Hence, apparent political stand down is not stalemate, just as a moment of quiet along the Front in no way marks a return to party and governing stability. Blue owns the executive branch, and the ruling agencies of government, plus a titular hold on Congress. Moreover, Blue has a credible path to its core goal. Why would it even think of giving up?
Furthermore, in the absence secure one-party rule, the balance of power in Congress could shift as soon as 2022, and with it, hope for future election-tuning would slip away. Blue is fully aware that it must seize the reins of state power on the basis of its current narrow margin. Red, however, is now at its post-election low point. Plus Blue’s edge exists now. Moreover, that margin, if adroitly exploited, might be just enough. Risk yes, Big Risk. So there is desperation in the air, as well as the bated exhilaration that always attends that high-stakes, high-risk gambit.

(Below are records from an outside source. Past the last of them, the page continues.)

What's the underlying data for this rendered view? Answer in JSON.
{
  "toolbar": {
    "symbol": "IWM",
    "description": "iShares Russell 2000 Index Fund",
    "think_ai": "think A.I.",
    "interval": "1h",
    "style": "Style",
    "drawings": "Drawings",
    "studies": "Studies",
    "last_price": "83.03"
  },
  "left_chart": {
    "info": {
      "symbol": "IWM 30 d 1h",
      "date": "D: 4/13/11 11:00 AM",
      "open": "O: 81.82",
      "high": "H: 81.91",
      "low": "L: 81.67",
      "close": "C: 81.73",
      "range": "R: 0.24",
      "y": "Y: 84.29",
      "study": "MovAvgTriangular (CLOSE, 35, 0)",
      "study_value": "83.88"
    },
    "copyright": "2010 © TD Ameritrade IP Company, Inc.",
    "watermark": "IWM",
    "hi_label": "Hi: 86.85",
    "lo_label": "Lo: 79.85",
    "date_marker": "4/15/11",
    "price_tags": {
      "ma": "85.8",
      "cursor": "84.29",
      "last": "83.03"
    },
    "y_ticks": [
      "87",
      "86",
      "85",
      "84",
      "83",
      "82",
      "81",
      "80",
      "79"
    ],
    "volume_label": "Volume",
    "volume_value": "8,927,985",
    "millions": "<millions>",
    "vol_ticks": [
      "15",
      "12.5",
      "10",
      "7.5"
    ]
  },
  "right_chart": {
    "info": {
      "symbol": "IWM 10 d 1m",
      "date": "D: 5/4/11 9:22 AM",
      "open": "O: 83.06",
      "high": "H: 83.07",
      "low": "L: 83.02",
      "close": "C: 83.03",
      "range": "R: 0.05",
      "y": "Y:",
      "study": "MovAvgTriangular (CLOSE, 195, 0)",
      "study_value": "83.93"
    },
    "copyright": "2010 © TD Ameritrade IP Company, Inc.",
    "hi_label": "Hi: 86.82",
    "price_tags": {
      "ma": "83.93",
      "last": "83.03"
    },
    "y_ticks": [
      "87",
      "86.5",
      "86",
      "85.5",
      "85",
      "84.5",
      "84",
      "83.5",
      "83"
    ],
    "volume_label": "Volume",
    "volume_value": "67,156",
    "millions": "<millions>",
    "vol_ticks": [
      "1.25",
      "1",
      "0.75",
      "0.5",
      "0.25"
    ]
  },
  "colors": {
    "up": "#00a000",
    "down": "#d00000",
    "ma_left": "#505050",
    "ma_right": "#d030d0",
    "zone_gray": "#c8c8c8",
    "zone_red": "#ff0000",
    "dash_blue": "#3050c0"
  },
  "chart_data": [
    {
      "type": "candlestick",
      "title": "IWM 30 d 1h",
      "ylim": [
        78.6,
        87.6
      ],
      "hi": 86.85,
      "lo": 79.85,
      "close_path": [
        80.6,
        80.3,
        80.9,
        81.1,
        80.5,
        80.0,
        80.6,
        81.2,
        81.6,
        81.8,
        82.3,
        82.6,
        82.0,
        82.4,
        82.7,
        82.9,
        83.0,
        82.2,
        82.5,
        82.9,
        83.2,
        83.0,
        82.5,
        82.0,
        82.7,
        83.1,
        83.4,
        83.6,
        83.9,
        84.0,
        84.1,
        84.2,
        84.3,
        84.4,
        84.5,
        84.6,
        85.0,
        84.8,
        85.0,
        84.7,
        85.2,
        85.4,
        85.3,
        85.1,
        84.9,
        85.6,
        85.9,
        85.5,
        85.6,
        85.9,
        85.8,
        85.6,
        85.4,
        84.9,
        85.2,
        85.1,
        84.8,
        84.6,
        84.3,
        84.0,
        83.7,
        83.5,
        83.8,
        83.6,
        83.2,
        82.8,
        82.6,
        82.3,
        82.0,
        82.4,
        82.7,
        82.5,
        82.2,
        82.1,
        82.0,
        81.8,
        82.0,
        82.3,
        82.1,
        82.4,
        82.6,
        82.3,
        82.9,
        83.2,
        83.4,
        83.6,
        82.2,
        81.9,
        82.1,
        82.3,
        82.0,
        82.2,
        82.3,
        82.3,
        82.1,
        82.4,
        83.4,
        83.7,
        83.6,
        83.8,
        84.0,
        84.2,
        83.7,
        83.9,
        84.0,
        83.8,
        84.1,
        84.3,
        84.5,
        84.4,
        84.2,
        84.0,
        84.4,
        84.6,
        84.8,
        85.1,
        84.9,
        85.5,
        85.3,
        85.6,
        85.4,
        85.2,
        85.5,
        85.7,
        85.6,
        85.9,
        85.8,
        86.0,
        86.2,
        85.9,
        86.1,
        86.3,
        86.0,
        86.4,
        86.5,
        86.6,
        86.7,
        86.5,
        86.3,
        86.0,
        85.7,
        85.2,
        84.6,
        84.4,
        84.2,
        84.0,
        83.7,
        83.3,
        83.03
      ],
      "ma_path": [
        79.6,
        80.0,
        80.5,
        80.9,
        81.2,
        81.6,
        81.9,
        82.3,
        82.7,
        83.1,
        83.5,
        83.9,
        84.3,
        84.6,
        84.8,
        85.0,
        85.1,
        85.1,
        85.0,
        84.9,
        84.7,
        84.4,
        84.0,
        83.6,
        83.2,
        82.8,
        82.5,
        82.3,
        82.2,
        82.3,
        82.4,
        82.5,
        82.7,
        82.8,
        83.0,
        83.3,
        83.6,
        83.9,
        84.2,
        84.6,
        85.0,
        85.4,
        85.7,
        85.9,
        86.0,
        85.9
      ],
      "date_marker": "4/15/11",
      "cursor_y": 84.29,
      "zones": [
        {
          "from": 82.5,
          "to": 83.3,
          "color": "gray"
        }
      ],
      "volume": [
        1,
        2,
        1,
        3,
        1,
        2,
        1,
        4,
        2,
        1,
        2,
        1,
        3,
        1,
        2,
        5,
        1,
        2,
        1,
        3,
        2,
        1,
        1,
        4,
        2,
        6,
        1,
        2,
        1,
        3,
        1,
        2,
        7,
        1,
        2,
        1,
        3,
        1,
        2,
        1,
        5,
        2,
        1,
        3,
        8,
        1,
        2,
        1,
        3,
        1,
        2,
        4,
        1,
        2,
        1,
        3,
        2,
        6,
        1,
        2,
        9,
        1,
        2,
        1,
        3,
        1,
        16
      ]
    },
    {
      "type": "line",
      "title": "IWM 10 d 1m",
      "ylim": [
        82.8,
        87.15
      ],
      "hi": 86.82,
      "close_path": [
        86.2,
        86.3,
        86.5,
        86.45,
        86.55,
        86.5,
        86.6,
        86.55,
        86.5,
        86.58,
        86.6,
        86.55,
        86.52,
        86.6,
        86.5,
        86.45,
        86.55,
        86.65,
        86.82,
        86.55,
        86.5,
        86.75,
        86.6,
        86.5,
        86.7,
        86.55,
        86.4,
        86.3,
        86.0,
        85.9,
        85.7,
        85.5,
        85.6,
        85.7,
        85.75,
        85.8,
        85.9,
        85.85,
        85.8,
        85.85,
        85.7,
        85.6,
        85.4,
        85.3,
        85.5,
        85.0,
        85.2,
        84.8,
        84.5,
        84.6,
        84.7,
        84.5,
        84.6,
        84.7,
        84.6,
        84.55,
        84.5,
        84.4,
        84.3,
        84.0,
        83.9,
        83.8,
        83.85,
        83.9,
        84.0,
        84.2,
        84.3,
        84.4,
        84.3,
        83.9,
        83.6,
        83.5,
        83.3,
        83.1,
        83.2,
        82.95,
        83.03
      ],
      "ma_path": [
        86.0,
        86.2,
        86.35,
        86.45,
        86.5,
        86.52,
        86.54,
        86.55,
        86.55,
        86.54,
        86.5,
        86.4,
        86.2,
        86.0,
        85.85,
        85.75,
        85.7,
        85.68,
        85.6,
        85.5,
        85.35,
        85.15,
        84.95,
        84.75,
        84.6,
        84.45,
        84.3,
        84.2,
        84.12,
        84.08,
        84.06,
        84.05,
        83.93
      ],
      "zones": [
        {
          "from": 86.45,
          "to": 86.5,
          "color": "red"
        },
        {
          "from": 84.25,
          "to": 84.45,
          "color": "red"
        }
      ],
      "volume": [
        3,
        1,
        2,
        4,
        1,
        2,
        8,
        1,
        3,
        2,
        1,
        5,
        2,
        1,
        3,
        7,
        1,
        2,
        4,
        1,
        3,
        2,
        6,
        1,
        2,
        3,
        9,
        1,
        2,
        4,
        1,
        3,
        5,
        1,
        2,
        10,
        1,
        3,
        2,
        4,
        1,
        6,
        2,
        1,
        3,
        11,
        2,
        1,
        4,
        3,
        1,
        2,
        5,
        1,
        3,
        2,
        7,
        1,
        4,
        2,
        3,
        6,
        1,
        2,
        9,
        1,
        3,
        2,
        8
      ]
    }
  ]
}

Thus, this is the dynamic that assures a resumption of political mortal combat. Three power-modalities could trigger the return of all-out war:
First, Blue legislation, executed as a headlong, frontal attack on Red, that backfires badly; or setting up authoritarian frameworks for political enforcement that turn Americans against them.
Second, a dramatic failure by either side: In the case of Red failure, it might prompt a Blue “Big Push” that could mobilize Red insurgency; In the case of Blue failure, panic might set in, a sort of pre-mid-term election hysteria, which, if translated into militant policies, might have baleful, blowback consequences.
Third, a disruption of leadership continuity — at the very top — that dramatically alters the style and substance of imperial rule, creating nationwide foreboding and distrust.

What has so far gone unmentioned ( by the Noble Order of Washington Wisdom) is Blue’s transformation — in its propaganda and public persona alike — from doughty, heroic resistance fighter to stern, authoritarian enforcer, Fasces in hand. Whereas their four-year j’accuse was that the Red president was destroying American democracy: Once in power they shifted gears, effortlessly and almost instantly. Their one-voice regime — what they all call “their democracy” — is rapidly building out a program and style of rule that is far more characteristically authoritarian than anything the Red rollercoaster could have ever dreamed on.
Blue’s problem — not eventually, but soon — is that people will begin to notice. Then Blue will push hardest-utmost to finish the job. It is then that the biggest battle of this civil war will be enjoined.